Today's announcement marks the release of a high level design for future auctions, the first of which is set to be held in late 2022.
"These auctions will specify how much electricity we need, and introduce a competitive process to determine who can meet that need. It's a competition among all eligible resources, and it's the Ontario consumer who benefits through lower costs and a more flexible system better able to respond to changing demand and supply conditions," says IESO President and CEO Peter Gregg.
In the past decade, electricity supply was typically acquired through very prescriptive means with defined targets for specific types of resources such as wind and solar, and secured through 20-year contracts.
While these long-term commitments helped Ontario transform its generation fleet over the last decade, longer term contracts provide limited flexibility in dealing with unexpected changes in the power system.

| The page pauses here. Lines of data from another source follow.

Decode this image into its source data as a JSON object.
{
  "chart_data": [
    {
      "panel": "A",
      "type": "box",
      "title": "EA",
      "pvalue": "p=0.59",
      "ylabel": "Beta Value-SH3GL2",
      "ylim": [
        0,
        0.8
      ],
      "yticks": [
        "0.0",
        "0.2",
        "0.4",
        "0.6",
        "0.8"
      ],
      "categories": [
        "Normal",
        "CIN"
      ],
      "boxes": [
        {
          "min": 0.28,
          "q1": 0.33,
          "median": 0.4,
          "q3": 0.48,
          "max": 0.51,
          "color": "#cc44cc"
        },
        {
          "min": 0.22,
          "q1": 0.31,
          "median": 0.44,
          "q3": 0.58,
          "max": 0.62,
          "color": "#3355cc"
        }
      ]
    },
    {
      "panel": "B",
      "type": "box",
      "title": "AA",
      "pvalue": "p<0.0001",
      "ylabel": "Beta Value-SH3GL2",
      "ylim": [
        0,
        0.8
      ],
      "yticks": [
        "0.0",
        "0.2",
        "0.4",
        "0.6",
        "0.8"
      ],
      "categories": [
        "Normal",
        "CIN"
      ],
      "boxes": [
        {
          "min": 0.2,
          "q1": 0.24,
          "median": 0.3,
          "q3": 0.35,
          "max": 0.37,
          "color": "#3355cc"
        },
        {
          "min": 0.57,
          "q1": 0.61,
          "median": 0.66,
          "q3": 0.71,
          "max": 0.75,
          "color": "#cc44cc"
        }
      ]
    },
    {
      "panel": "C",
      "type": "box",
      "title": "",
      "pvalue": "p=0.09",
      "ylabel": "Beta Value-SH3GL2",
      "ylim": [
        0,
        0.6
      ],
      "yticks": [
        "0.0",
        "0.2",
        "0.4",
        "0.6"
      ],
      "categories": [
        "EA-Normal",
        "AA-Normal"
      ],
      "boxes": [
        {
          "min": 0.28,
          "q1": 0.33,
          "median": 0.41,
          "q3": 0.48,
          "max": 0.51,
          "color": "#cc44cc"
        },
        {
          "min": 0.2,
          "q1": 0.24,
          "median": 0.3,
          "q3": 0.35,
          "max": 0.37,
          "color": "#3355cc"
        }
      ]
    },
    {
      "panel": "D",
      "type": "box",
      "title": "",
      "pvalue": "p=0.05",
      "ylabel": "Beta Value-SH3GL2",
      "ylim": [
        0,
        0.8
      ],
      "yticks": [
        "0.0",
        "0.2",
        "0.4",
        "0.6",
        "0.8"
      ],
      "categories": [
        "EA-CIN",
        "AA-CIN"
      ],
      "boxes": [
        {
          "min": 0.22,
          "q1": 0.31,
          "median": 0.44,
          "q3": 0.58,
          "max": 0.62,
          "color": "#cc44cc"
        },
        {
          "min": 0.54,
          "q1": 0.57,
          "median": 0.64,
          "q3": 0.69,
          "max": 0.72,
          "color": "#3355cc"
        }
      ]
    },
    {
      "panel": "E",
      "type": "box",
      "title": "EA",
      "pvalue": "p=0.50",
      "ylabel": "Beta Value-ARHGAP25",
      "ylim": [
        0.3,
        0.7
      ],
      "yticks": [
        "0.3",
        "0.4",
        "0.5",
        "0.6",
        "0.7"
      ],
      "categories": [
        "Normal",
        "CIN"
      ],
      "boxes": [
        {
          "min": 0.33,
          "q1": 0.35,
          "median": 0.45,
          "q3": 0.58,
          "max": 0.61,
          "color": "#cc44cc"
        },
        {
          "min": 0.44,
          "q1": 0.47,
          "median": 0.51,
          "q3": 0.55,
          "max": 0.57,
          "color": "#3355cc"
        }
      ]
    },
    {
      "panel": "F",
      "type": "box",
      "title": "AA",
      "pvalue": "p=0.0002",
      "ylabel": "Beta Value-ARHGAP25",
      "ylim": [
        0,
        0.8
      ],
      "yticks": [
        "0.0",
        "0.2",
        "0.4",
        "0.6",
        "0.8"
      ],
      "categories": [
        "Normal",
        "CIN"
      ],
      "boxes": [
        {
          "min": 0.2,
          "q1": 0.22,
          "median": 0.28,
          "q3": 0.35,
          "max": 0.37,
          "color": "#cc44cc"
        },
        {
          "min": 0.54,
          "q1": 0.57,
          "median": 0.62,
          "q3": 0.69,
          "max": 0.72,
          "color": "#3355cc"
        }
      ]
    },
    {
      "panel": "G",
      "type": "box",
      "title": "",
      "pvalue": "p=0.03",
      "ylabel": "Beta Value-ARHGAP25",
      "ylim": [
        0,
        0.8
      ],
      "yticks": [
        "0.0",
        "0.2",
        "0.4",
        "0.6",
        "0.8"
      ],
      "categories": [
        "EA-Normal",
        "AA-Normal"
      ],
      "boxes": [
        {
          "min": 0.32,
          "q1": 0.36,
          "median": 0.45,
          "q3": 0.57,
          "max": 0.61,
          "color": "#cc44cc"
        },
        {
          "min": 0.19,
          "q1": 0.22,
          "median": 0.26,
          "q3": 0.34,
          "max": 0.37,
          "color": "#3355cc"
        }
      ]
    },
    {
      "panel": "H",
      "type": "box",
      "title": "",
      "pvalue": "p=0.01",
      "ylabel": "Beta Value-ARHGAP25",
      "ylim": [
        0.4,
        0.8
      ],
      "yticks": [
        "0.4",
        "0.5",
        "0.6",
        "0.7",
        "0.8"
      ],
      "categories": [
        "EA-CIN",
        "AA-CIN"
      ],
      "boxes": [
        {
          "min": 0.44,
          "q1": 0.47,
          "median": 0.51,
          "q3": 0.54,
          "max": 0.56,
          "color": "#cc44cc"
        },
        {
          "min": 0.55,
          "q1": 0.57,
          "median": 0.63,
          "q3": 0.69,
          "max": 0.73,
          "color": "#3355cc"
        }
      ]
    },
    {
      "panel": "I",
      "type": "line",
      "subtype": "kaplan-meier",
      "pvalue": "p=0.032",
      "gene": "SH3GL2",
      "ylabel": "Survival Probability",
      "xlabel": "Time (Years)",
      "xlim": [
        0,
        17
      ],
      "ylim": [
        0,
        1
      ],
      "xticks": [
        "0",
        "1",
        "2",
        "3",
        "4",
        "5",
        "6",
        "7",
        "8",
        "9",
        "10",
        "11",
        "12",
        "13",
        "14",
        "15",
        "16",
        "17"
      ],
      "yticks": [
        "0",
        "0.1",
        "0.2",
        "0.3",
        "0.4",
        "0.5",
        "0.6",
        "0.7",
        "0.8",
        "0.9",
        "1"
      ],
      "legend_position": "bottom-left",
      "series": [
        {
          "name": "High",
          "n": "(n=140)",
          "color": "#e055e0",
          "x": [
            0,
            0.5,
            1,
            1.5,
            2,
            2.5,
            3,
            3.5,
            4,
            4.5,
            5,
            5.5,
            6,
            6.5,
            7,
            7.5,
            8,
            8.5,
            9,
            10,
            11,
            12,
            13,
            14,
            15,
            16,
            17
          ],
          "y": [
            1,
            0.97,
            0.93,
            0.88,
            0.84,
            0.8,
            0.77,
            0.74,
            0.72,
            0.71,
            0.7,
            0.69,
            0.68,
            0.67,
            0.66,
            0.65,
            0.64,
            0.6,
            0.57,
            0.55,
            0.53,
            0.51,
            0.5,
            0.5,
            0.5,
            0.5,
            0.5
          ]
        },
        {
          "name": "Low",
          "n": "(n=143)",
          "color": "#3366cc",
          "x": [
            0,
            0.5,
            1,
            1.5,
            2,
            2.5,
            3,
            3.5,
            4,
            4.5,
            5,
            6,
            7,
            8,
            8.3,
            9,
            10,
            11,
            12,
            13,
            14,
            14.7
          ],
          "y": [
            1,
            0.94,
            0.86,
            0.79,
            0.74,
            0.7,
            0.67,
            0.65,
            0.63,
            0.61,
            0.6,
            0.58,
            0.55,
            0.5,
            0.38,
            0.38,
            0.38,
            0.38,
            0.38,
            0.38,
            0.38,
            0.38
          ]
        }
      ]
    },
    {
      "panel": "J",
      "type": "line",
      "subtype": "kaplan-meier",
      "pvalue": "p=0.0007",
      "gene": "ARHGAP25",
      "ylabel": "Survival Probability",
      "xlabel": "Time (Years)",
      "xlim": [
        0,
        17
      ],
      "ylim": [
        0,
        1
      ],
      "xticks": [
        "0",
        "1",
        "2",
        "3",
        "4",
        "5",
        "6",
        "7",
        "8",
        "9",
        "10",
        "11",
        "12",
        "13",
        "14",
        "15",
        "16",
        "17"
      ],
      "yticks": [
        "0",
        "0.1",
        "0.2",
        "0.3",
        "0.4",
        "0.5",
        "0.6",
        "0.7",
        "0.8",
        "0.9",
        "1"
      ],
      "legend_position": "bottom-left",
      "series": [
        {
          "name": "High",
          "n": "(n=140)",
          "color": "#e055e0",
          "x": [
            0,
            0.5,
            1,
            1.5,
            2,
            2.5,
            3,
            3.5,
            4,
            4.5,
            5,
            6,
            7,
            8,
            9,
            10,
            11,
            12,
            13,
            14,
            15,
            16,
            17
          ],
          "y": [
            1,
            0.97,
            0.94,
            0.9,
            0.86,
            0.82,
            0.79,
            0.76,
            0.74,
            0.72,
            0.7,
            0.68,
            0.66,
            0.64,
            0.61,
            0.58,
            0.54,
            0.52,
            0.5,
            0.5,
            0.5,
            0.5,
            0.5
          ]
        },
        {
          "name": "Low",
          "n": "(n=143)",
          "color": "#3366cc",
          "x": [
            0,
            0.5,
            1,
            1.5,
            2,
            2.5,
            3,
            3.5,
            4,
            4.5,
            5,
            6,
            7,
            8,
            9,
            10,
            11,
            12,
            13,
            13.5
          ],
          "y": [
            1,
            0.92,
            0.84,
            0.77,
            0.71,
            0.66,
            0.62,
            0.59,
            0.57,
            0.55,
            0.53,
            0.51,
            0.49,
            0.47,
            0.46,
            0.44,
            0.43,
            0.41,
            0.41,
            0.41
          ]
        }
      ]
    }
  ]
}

"Imagine signing a 20-year contract for your cable TV service. In five years' time, prices could be lower, new competitors may have entered the market, or entirely new and innovative platforms and services like Netflix may have emerged. You miss out on opportunities for improvement by being locked-in," says Gregg.
Provincial electricity demand has traditionally fluctuated over time due to factors like economic growth, conservation and the introduction of generating resources on local distribution systems. Technological changes are adding another layer of uncertainty to future demand as electric vehicles, energy storage and low-cost solar panels become more common.
"Our planners do their best to forecast electricity demand, but the truth is there's no such thing as certainty in electricity planning. That's why flexibility is so important. We don't want Ontarians to have to pay for more electricity resources than are needed to ensure a reliable power system that can continue to meet Ontario's needs," says IESO Vice President and COO Leonard Kula.